Maria Uhden (* 6. März 1892 in Coburg; † 14. August 1918 in München) war eine Malerin und Grafikerin der deutschen Avantgarde.

Maria Uhden, um 1915
 
„Schweinehirten“ (1917), Holzschnitt, 20 cm × 23,5 cm

Maria Uhden entstammte dem alten Kaufmanns-, Staatsbediensteten- und Pastorengeschlecht Uhden, ursprünglich beheimatet in Gardelegen in der Altmark. Sie war die älteste Tochter des Architekten und gothaischen Baurats Conrad Uhden (1856–1943) von der Domäne Sorge bei Crossen an der Oder und der Marie Forkel aus Coburg (* 1868), Tochter des Justizrats Emil Forkel und der Henriette Frommann. Ihre Geschwister waren:

  • Werner Uhden (1893–1949), Leutnant a. D., Dipl.-Ing.
  • Hedwig Uhden (1895–1946), Krankenschwester
  • Elisabeth Uhden (1897–1918)
  • Erna Uhden (1898–1975)
 
Maria Uhden, Titelbild für „Der Sturm“, 1918

Sie heiratete im väterlichen Haus in Gotha am 15. Mai 1917 Georg Schrimpf (1889–1938), Professor und Kunstmaler, Sohn des Kaufmanns Franz Xaver Schrimpf und der Henriette Dorothea Schorre. Das einzige Kind des Ehepaars war der Sohn Markus Schrimpf.

Kindheit und Schule

Bearbeiten

Uhden wuchs als Älteste von fünf Geschwistern in der Residenzstadt Coburg bei ihren Eltern in bürgerlichen Verhältnissen auf. Die Wohnung befand sich im Haus Mohrenstraße 13. Der Vater hatte bis 1885 in Dresden Architektur studiert und war im Jahr 1890 als Architekt und Lehrer registriert. Als Maria 8 Jahre alt war, zog die Familie in das Städtchen Waltershausen, wohin der Vater als Bauinspektor versetzt worden war.

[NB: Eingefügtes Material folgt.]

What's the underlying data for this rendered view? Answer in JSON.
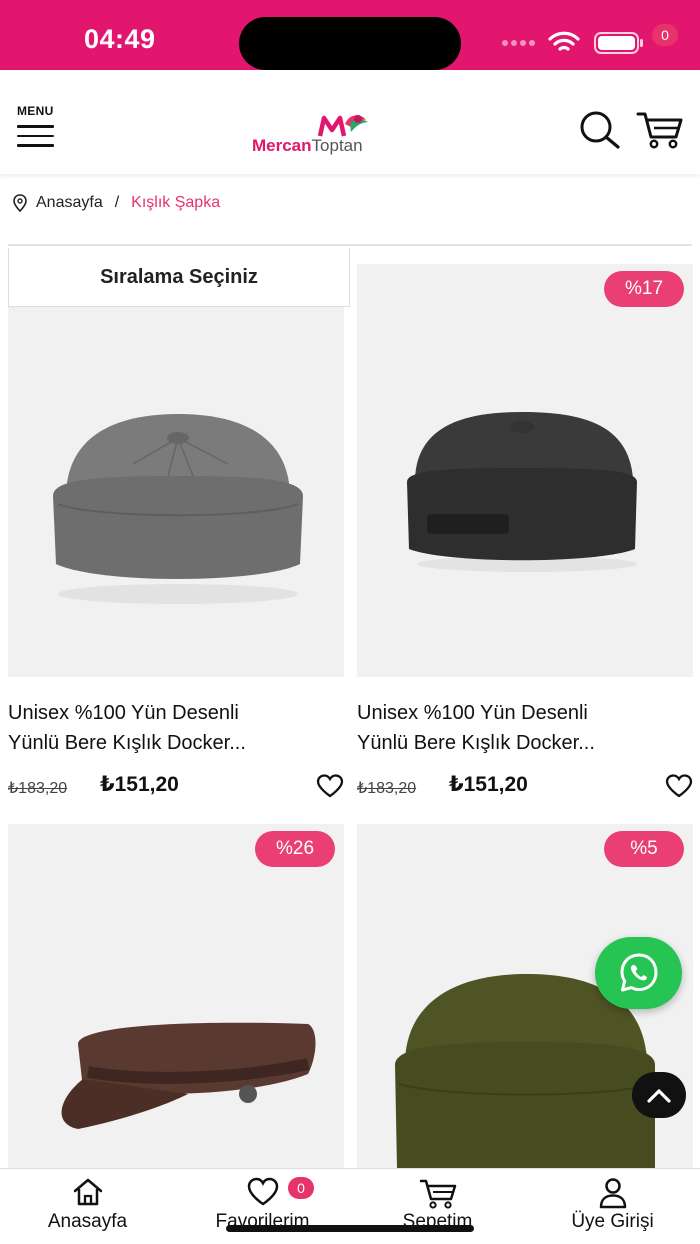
{
  "status_bar": {
    "time": "04:49"
  },
  "header": {
    "menu_label": "MENU",
    "logo_part1": "Mercan",
    "logo_part2": "Toptan",
    "cart_count": "0"
  },
  "breadcrumb": {
    "home": "Anasayfa",
    "separator": "/",
    "current": "Kışlık Şapka"
  },
  "sort": {
    "label": "Sıralama Seçiniz"
  },
  "products": [
    {
      "title_line1": "Unisex %100 Yün Desenli",
      "title_line2": "Yünlü Bere Kışlık Docker...",
      "old_price": "₺183,20",
      "price": "₺151,20",
      "discount": "",
      "hat_color": "#7b7b7b"
    },
    {
      "title_line1": "Unisex %100 Yün Desenli",
      "title_line2": "Yünlü Bere Kışlık Docker...",
      "old_price": "₺183,20",
      "price": "₺151,20",
      "discount": "%17",
      "hat_color": "#3a3a3b"
    },
    {
      "discount": "%26",
      "hat_color": "#5a3a30"
    },
    {
      "discount": "%5",
      "hat_color": "#4f5424"
    }
  ],
  "bottom_nav": {
    "home": "Anasayfa",
    "favorites": "Favorilerim",
    "favorites_count": "0",
    "cart": "Sepetim",
    "login": "Üye Girişi"
  },
  "colors": {
    "brand": "#e2156f",
    "badge": "#ea3f74",
    "whatsapp": "#26c453"
  },
  "icons": [
    "menu-icon",
    "search-icon",
    "cart-icon",
    "location-pin-icon",
    "heart-icon",
    "whatsapp-icon",
    "chevron-up-icon",
    "home-icon",
    "user-icon"
  ]
}
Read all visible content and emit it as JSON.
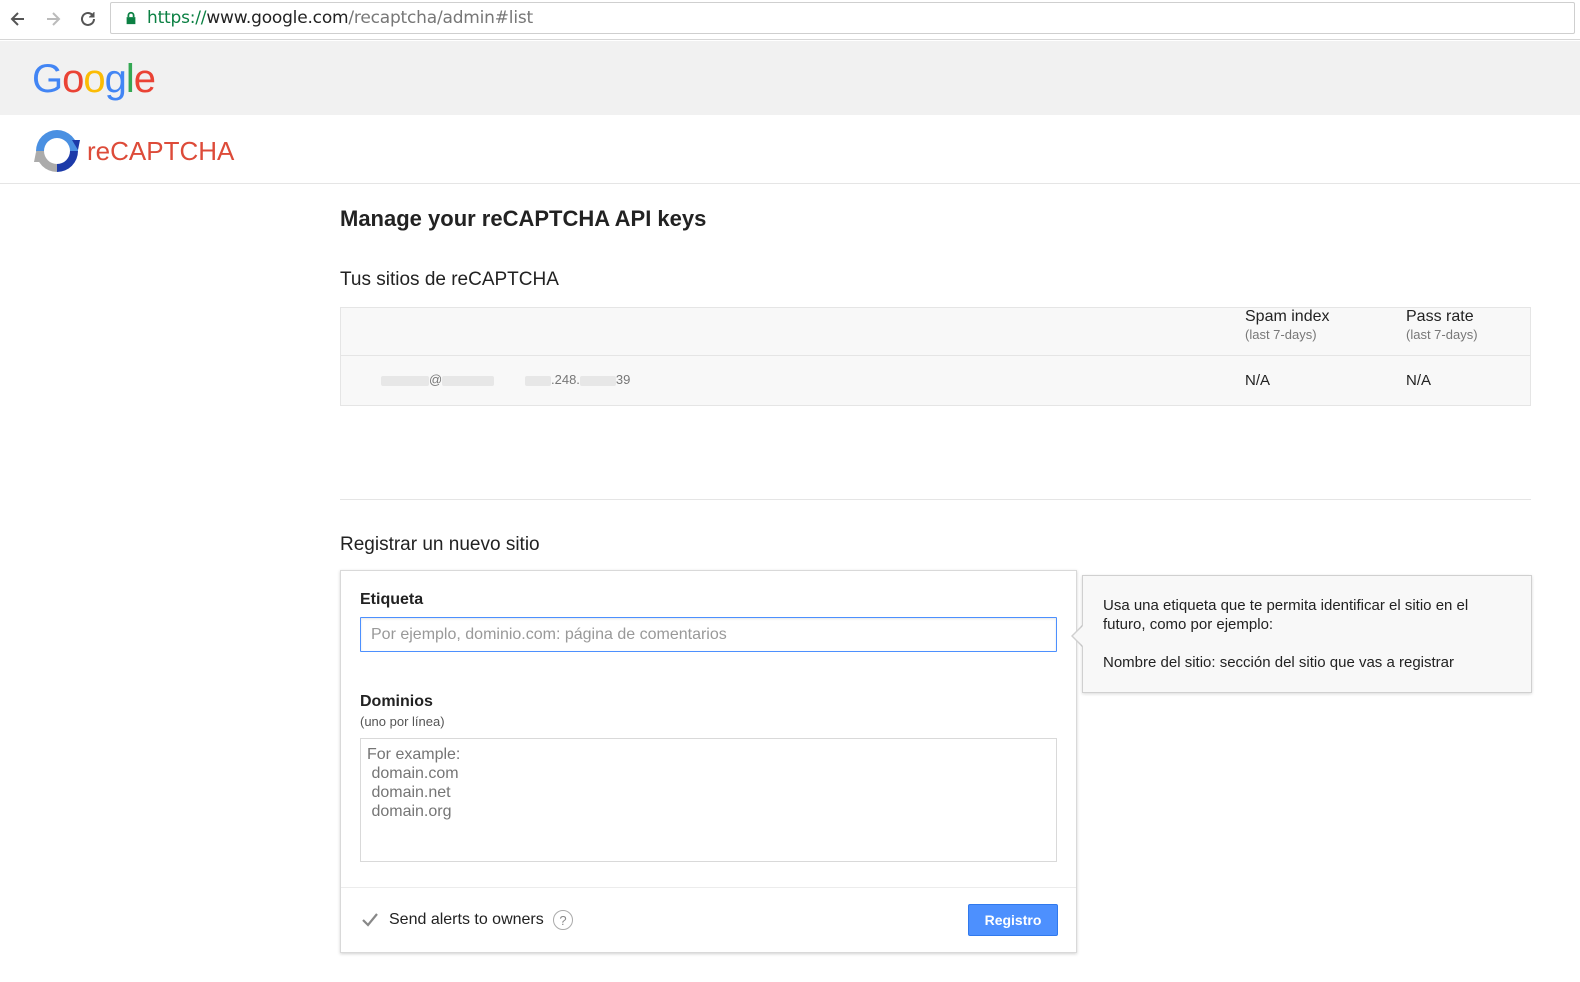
{
  "browser": {
    "url_scheme": "https://",
    "url_host": "www.google.com",
    "url_path": "/recaptcha/admin#list"
  },
  "header": {
    "google_logo": [
      "G",
      "o",
      "o",
      "g",
      "l",
      "e"
    ],
    "product_name": "reCAPTCHA"
  },
  "main": {
    "page_title": "Manage your reCAPTCHA API keys",
    "sites_section_title": "Tus sitios de reCAPTCHA",
    "sites_table": {
      "columns": [
        {
          "title": "Spam index",
          "subtitle": "(last 7-days)"
        },
        {
          "title": "Pass rate",
          "subtitle": "(last 7-days)"
        }
      ],
      "rows": [
        {
          "label_visible": "@",
          "domain_visible_mid": ".248.",
          "domain_visible_end": "39",
          "spam_index": "N/A",
          "pass_rate": "N/A"
        }
      ]
    },
    "register_section_title": "Registrar un nuevo sitio",
    "form": {
      "label_field": {
        "label": "Etiqueta",
        "placeholder": "Por ejemplo, dominio.com: página de comentarios",
        "value": ""
      },
      "domains_field": {
        "label": "Dominios",
        "sublabel": "(uno por línea)",
        "placeholder": "For example:\n domain.com\n domain.net\n domain.org"
      },
      "alerts_checkbox": {
        "label": "Send alerts to owners",
        "checked": true
      },
      "help_icon_text": "?",
      "submit_label": "Registro"
    },
    "tooltip": {
      "line1": "Usa una etiqueta que te permita identificar el sitio en el futuro, como por ejemplo:",
      "line2": "Nombre del sitio: sección del sitio que vas a registrar"
    }
  },
  "colors": {
    "accent_blue": "#4d90fe",
    "recaptcha_red": "#dd4b39",
    "secure_green": "#0b8043"
  }
}
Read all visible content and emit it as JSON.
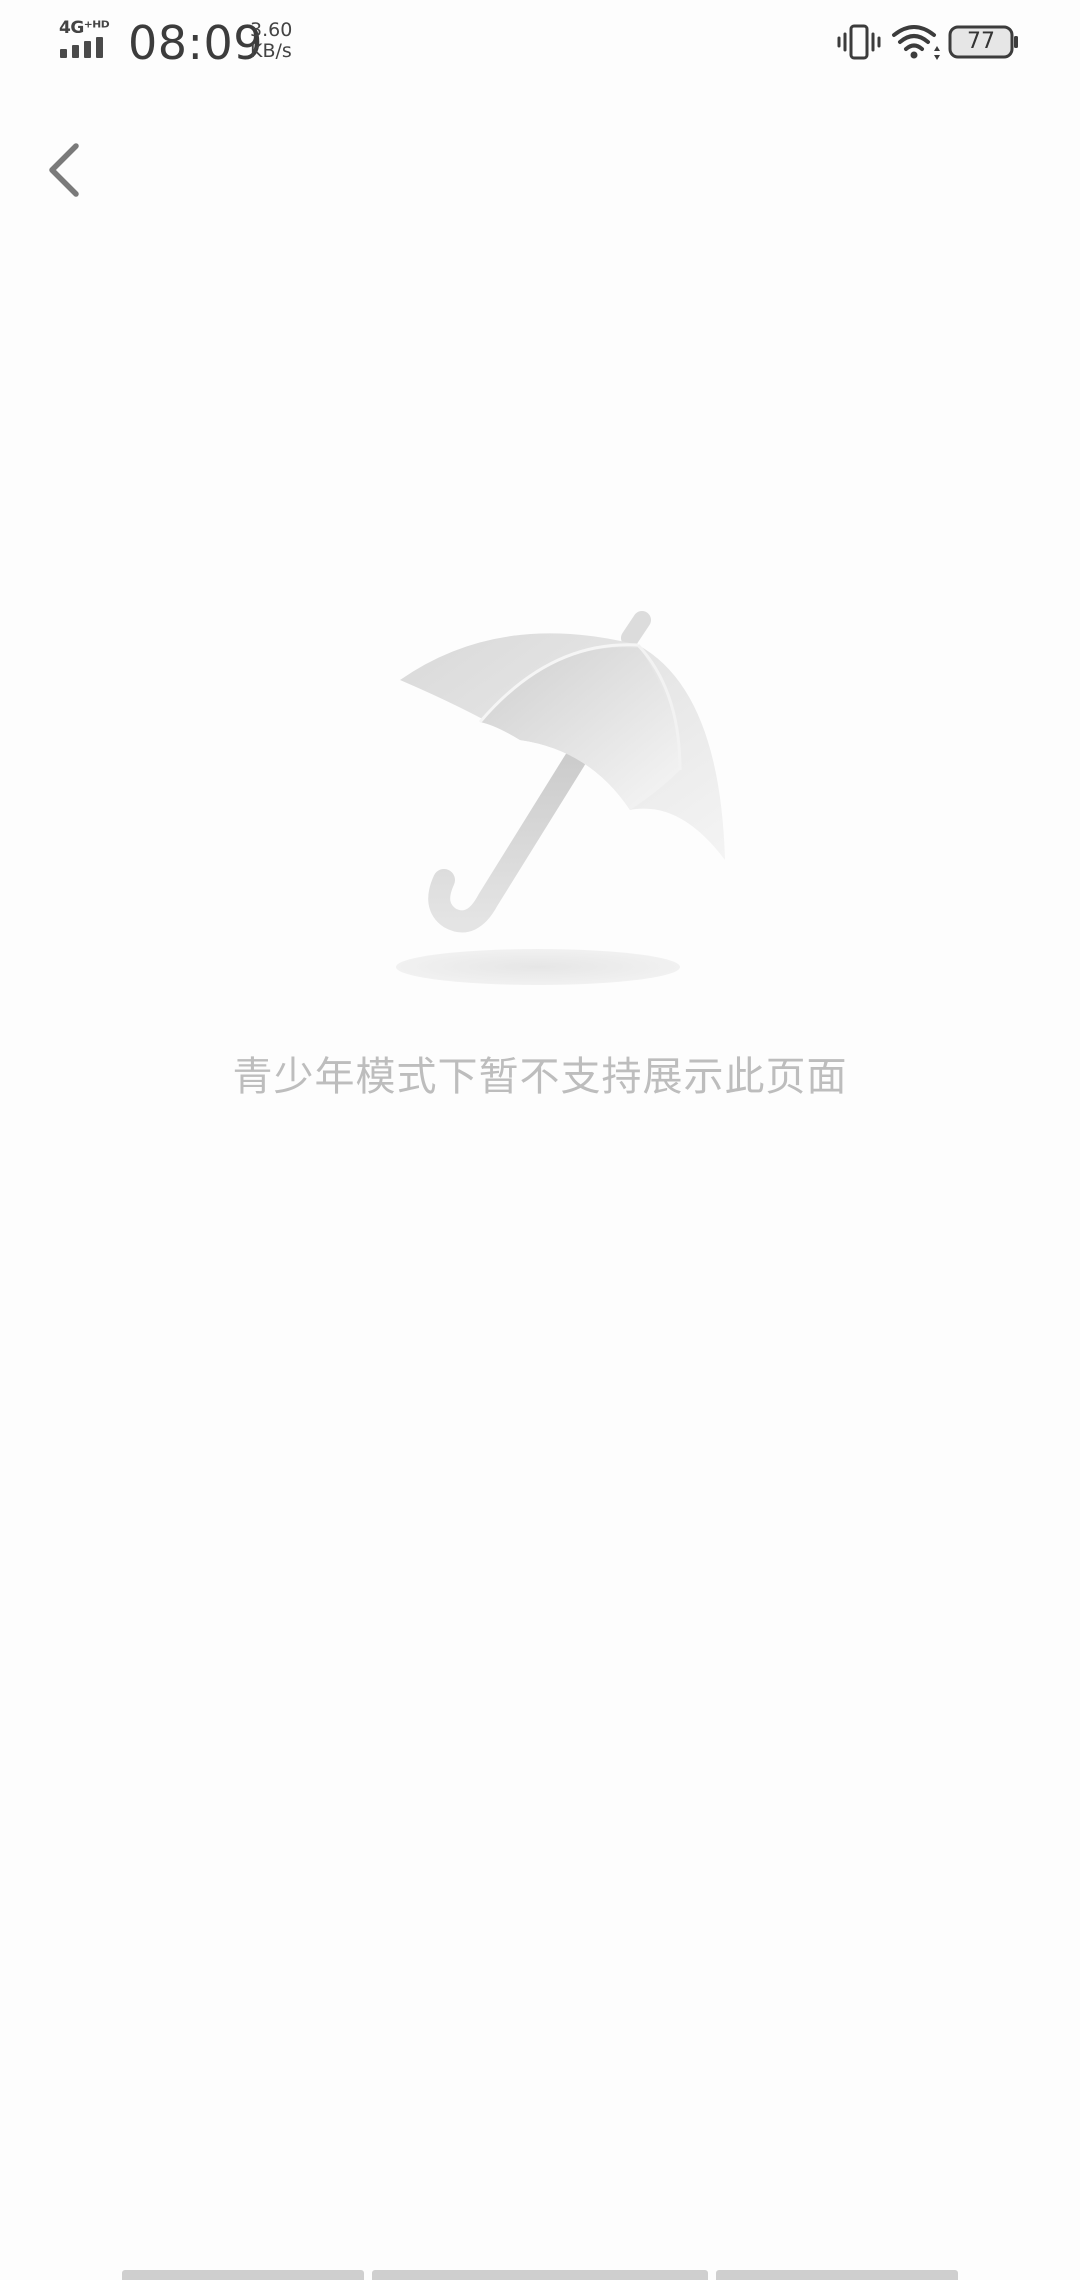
{
  "status_bar": {
    "network_type": "4G⁺ᴴᴰ",
    "time": "08:09",
    "speed_value": "3.60",
    "speed_unit": "KB/s",
    "battery_level": "77",
    "icons": [
      "signal-icon",
      "vibrate-icon",
      "wifi-icon",
      "battery-icon"
    ]
  },
  "navigation": {
    "back_icon": "chevron-left-icon"
  },
  "empty_state": {
    "illustration": "umbrella-icon",
    "message": "青少年模式下暂不支持展示此页面"
  },
  "colors": {
    "background": "#fdfdfd",
    "message_text": "#bdbdbd",
    "back_icon": "#7a7a7a"
  }
}
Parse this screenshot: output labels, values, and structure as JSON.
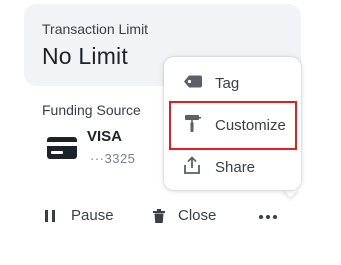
{
  "transaction_limit": {
    "label": "Transaction Limit",
    "value": "No Limit"
  },
  "funding_source": {
    "label": "Funding Source",
    "card_brand": "VISA",
    "card_number": "···3325",
    "icon": "credit-card-icon"
  },
  "actions": {
    "pause_label": "Pause",
    "close_label": "Close",
    "more_icon": "more-dots-icon"
  },
  "menu": {
    "items": [
      {
        "label": "Tag",
        "icon": "tag-icon"
      },
      {
        "label": "Customize",
        "icon": "paint-roller-icon",
        "highlighted": true
      },
      {
        "label": "Share",
        "icon": "share-icon"
      }
    ]
  },
  "colors": {
    "card_background": "#f1f3f6",
    "text_primary": "#1d2128",
    "text_secondary": "#3a3f47",
    "highlight": "#e02020"
  }
}
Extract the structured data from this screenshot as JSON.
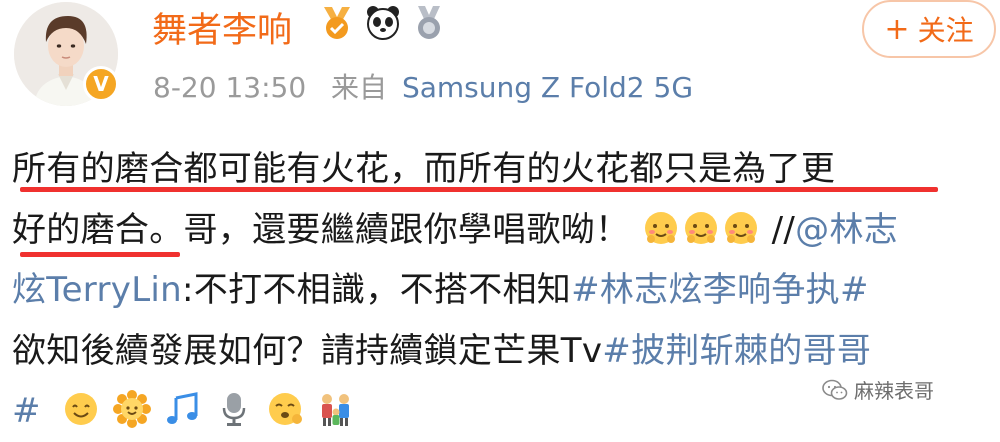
{
  "user": {
    "name": "舞者李响",
    "verified_icon": "V",
    "badge_icons": [
      "gold-medal-badge-icon",
      "panda-icon",
      "silver-medal-badge-icon"
    ]
  },
  "meta": {
    "date_time": "8-20 13:50",
    "source_prefix": "来自",
    "device": "Samsung Z Fold2 5G"
  },
  "follow_button": {
    "plus": "+",
    "label": "关注"
  },
  "post": {
    "line1": "所有的磨合都可能有火花，而所有的火花都只是為了更",
    "line2_a": "好的磨合。哥，還要繼續跟你學唱歌呦！",
    "line2_b": "//",
    "line2_mention": "@林志",
    "line3_mention": "炫TerryLin",
    "line3_text": ":不打不相識，不搭不相知",
    "line3_tag": "#林志炫李响争执#",
    "line4_text": "欲知後續發展如何？請持續鎖定芒果Tv",
    "line4_tag": "#披荆斩棘的哥哥",
    "line5_tag": "#"
  },
  "emoji_names": {
    "line2": [
      "smiling-blush-icon",
      "smiling-blush-icon",
      "smiling-blush-icon"
    ],
    "line5": [
      "smile-icon",
      "sunflower-face-icon",
      "music-notes-icon",
      "microphone-icon",
      "hehe-face-icon",
      "family-icon"
    ]
  },
  "colors": {
    "username": "#f26a18",
    "link": "#5b7eaa",
    "underline": "#f0312f",
    "meta": "#9a9a9a"
  },
  "watermark": "麻辣表哥"
}
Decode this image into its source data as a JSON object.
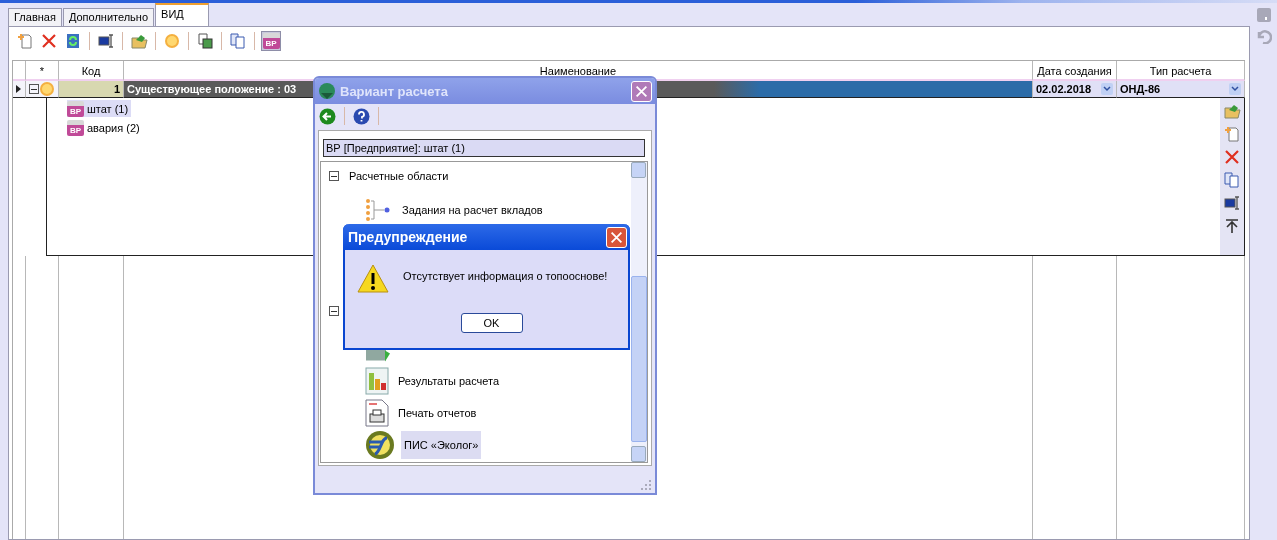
{
  "tabs": [
    {
      "label": "Главная",
      "selected": false
    },
    {
      "label": "Дополнительно",
      "selected": false
    },
    {
      "label": "ВИД",
      "selected": true
    }
  ],
  "toolbar_toggle": {
    "badge": "ВР",
    "on": true
  },
  "grid": {
    "columns": [
      "*",
      "Код",
      "Наименование",
      "Дата создания",
      "Тип расчета"
    ],
    "rows": [
      {
        "code": "1",
        "name": "Существующее положение : 03",
        "date": "02.02.2018",
        "type": "ОНД-86",
        "selected": true,
        "expanded": true,
        "children": [
          {
            "label": "штат (1)",
            "badge": "ВР",
            "selected": true
          },
          {
            "label": "авария (2)",
            "badge": "ВР",
            "selected": false
          }
        ]
      }
    ]
  },
  "dialog": {
    "title": "Вариант расчета",
    "header": "ВР [Предприятие]: штат (1)",
    "sections": [
      {
        "title": "Расчетные области",
        "expanded": true,
        "items": [
          {
            "kind": "tasks",
            "label": "Задания на расчет вкладов",
            "selected": false
          }
        ]
      },
      {
        "expanded": true,
        "items": [
          {
            "kind": "table",
            "selected": false
          },
          {
            "kind": "results",
            "label": "Результаты расчета",
            "selected": false
          },
          {
            "kind": "print",
            "label": "Печать отчетов",
            "selected": false
          },
          {
            "kind": "ecolog",
            "label": "ПИС «Эколог»",
            "selected": true
          }
        ]
      }
    ]
  },
  "warning": {
    "title": "Предупреждение",
    "message": "Отсутствует информация о топооснове!",
    "button": "OK"
  }
}
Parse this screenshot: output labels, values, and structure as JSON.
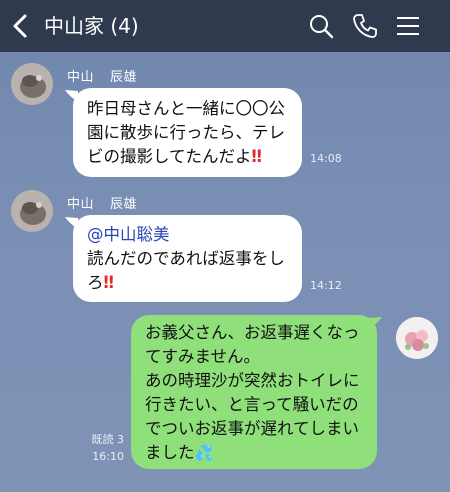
{
  "header": {
    "title": "中山家 (4)",
    "icons": [
      "back-icon",
      "search-icon",
      "phone-icon",
      "menu-icon"
    ]
  },
  "messages": [
    {
      "direction": "incoming",
      "sender_name": "中山",
      "sender_given": "辰雄",
      "lines": [
        "昨日母さんと一緒に〇〇公",
        "園に散歩に行ったら、テレ",
        "ビの撮影してたんだよ"
      ],
      "emoji_tail": "‼",
      "time": "14:08"
    },
    {
      "direction": "incoming",
      "sender_name": "中山",
      "sender_given": "辰雄",
      "mention": "@中山聡美",
      "lines": [
        "読んだのであれば返事をし",
        "ろ"
      ],
      "emoji_tail": "‼",
      "time": "14:12"
    },
    {
      "direction": "outgoing",
      "lines": [
        "お義父さん、お返事遅くなっ",
        "てすみません。",
        "あの時理沙が突然おトイレに",
        "行きたい、と言って騒いだの",
        "でついお返事が遅れてしまい",
        "ました"
      ],
      "emoji_tail": "💦",
      "read_status": "既読 3",
      "time": "16:10"
    }
  ],
  "colors": {
    "header_bg": "#2f3a4e",
    "chat_bg": "#7a8fb4",
    "incoming_bubble": "#ffffff",
    "outgoing_bubble": "#8fe07a",
    "mention": "#2a46b8",
    "exclamation": "#e12a2a"
  }
}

Wegen der Beförderung des Vaters zum herzoglichen Baurat in der Residenzstadt Gotha (im Jahr 1910) zog die Familie erneut um. Im Haus Waltershäuser Straße 9 bezog sie die zweite Etage eines neu erbauten dreigeschossigen Etagenwohnhauses. Wieder musste Maria ihre Freunde zurücklassen und neue gewinnen.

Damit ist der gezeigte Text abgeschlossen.